Le roman d’Antoine Mouton restitue parfaitement cette mouvance et cette instabilité généralisées, qui atteignent aussi bien les relations amoureuses, les amitiés que les rues, les habitations, les caractères et le langage. Mouvance, instabilité et menace, les murs finissant par avaler les personnages, comme dans Le Passe-muraille de Marcel Aymé, cet avalement venant comme sanctionner le peu de vie et de réalité, le peu de cœur, qui était en eux.
Le pathétique d’une vie décevante, menée comme en retrait de soi (de l’autre soi, plus courageux, qui aurait empêché le suicide), en retrait du courage, de l’audace et de la vérité, irrigue l’ensemble du roman et finalement gagne le lecteur.
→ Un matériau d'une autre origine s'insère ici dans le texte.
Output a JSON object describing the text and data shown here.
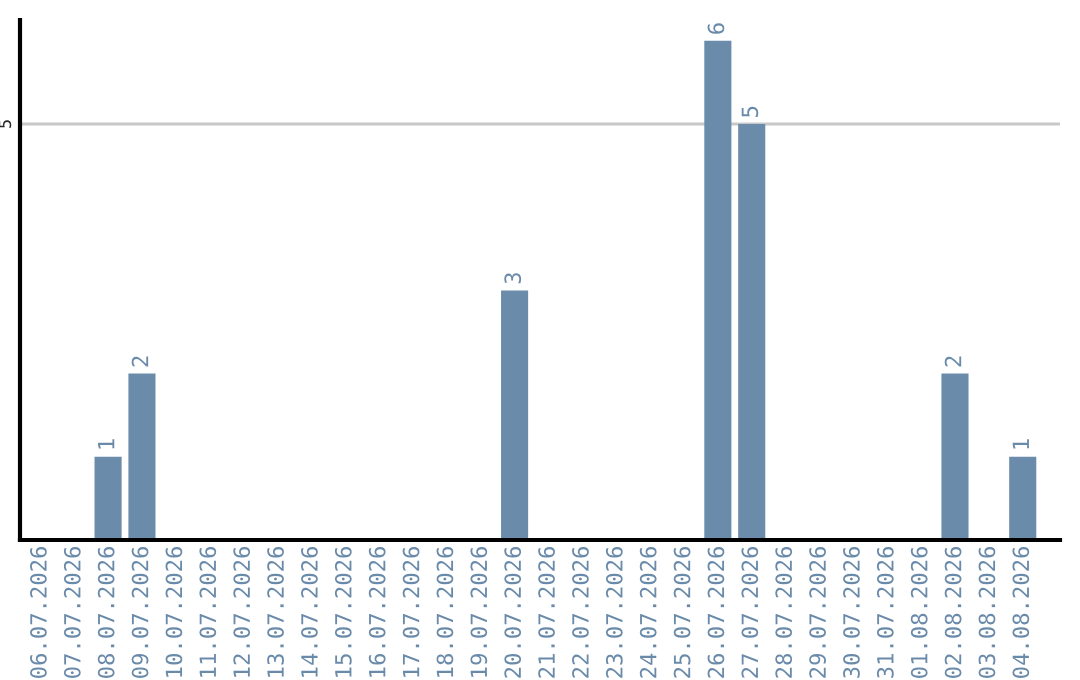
{
  "chart_data": {
    "type": "bar",
    "categories": [
      "06.07.2026",
      "07.07.2026",
      "08.07.2026",
      "09.07.2026",
      "10.07.2026",
      "11.07.2026",
      "12.07.2026",
      "13.07.2026",
      "14.07.2026",
      "15.07.2026",
      "16.07.2026",
      "17.07.2026",
      "18.07.2026",
      "19.07.2026",
      "20.07.2026",
      "21.07.2026",
      "22.07.2026",
      "23.07.2026",
      "24.07.2026",
      "25.07.2026",
      "26.07.2026",
      "27.07.2026",
      "28.07.2026",
      "29.07.2026",
      "30.07.2026",
      "31.07.2026",
      "01.08.2026",
      "02.08.2026",
      "03.08.2026",
      "04.08.2026"
    ],
    "values": [
      0,
      0,
      1,
      2,
      0,
      0,
      0,
      0,
      0,
      0,
      0,
      0,
      0,
      0,
      3,
      0,
      0,
      0,
      0,
      0,
      6,
      5,
      0,
      0,
      0,
      0,
      0,
      2,
      0,
      1
    ],
    "value_labels": [
      null,
      null,
      "1",
      "2",
      null,
      null,
      null,
      null,
      null,
      null,
      null,
      null,
      null,
      null,
      "3",
      null,
      null,
      null,
      null,
      null,
      "6",
      "5",
      null,
      null,
      null,
      null,
      null,
      "2",
      null,
      "1"
    ],
    "color": "#6a8caa",
    "ylim": [
      0,
      6.25
    ],
    "yticks": [
      5
    ],
    "grid": "y",
    "legend": false
  }
}
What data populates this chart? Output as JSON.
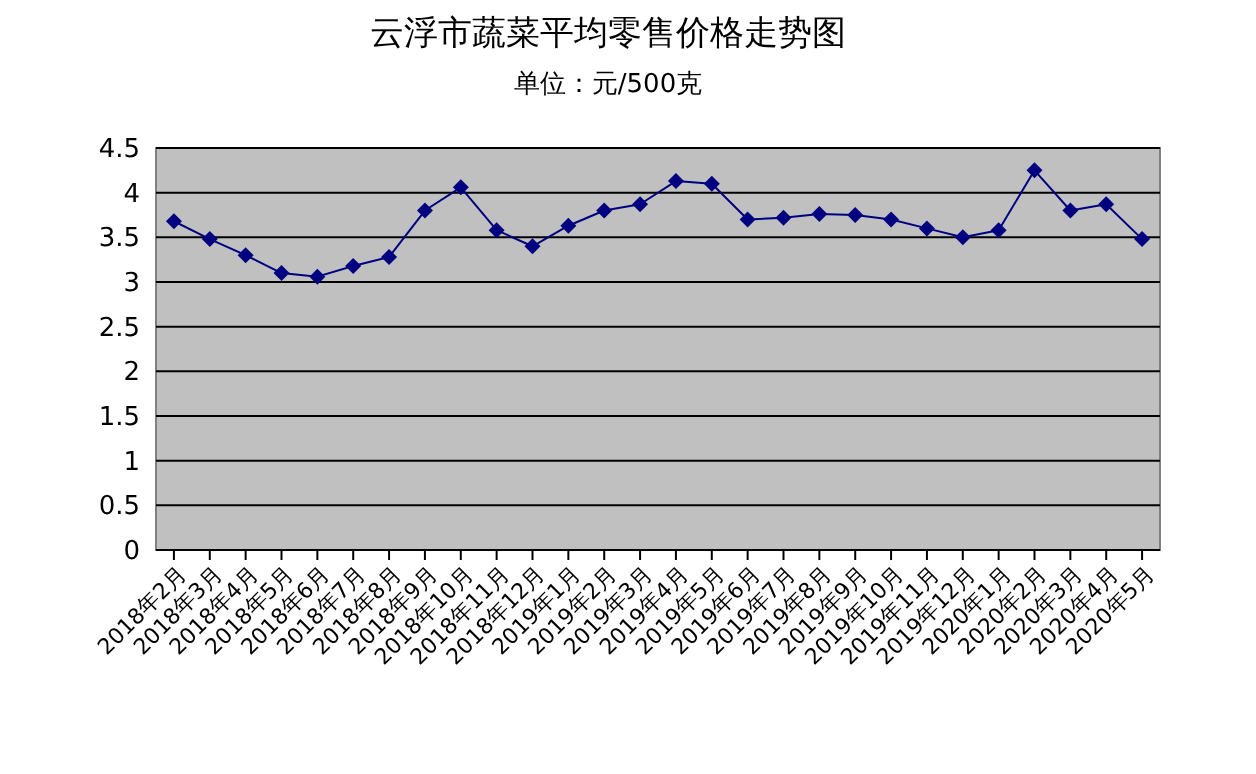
{
  "chart_data": {
    "type": "line",
    "title": "云浮市蔬菜平均零售价格走势图",
    "subtitle": "单位：元/500克",
    "categories": [
      "2018年2月",
      "2018年3月",
      "2018年4月",
      "2018年5月",
      "2018年6月",
      "2018年7月",
      "2018年8月",
      "2018年9月",
      "2018年10月",
      "2018年11月",
      "2018年12月",
      "2019年1月",
      "2019年2月",
      "2019年3月",
      "2019年4月",
      "2019年5月",
      "2019年6月",
      "2019年7月",
      "2019年8月",
      "2019年9月",
      "2019年10月",
      "2019年11月",
      "2019年12月",
      "2020年1月",
      "2020年2月",
      "2020年3月",
      "2020年4月",
      "2020年5月"
    ],
    "series": [
      {
        "color": "#000080",
        "values": [
          3.68,
          3.48,
          3.3,
          3.1,
          3.06,
          3.18,
          3.28,
          3.8,
          4.06,
          3.58,
          3.4,
          3.63,
          3.8,
          3.87,
          4.13,
          4.1,
          3.7,
          3.72,
          3.76,
          3.75,
          3.7,
          3.6,
          3.5,
          3.58,
          4.25,
          3.8,
          3.87,
          3.48
        ]
      }
    ],
    "ylim": [
      0,
      4.5
    ],
    "yticks": [
      0,
      0.5,
      1,
      1.5,
      2,
      2.5,
      3,
      3.5,
      4,
      4.5
    ],
    "grid": "y",
    "marker": "diamond",
    "line_style": "solid"
  }
}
Il faut un certain courage pour dire cette déception ; ce serait contrefaire la vie que de nier la déception.
Et l’on aura peut-être compris le propos de l’auteur en disant, pour finir, que le fantôme de Thierry, l’ami suicidé, est finalement bien plus réel et vivant que tous les autres personnages du roman, psychanalystes et avant-gardistes confondus.
Peut-être parce qu’il s’agit d’un suicide par amour et que l’amour, lui, est la vie-même et non sa simple imitation.
Frédéric DIEU
Antoine Mouton, Imitation de la vie, Christian Bourgois éditeur, 2017, 176 p., 12€
Antoine Mouton est né en 1981. Il a publié, depuis 2004, quatre livres (nouvelles et poèmes) aux éditions La Dragonne et Les Effarées, dont Au Nord Tes Parents, Prix des apprentis et lycéens de la région PACA. Le Metteur en Scène Polonais et Imitation de la vie sont ses deux premiers romans, tous deux édités aux éditions Christian Bourgois. Antoine Mouton travaille actuellement comme libraire au théâtre de la Colline à Paris. Il écrit pour les revues Trafic et Jef Klak.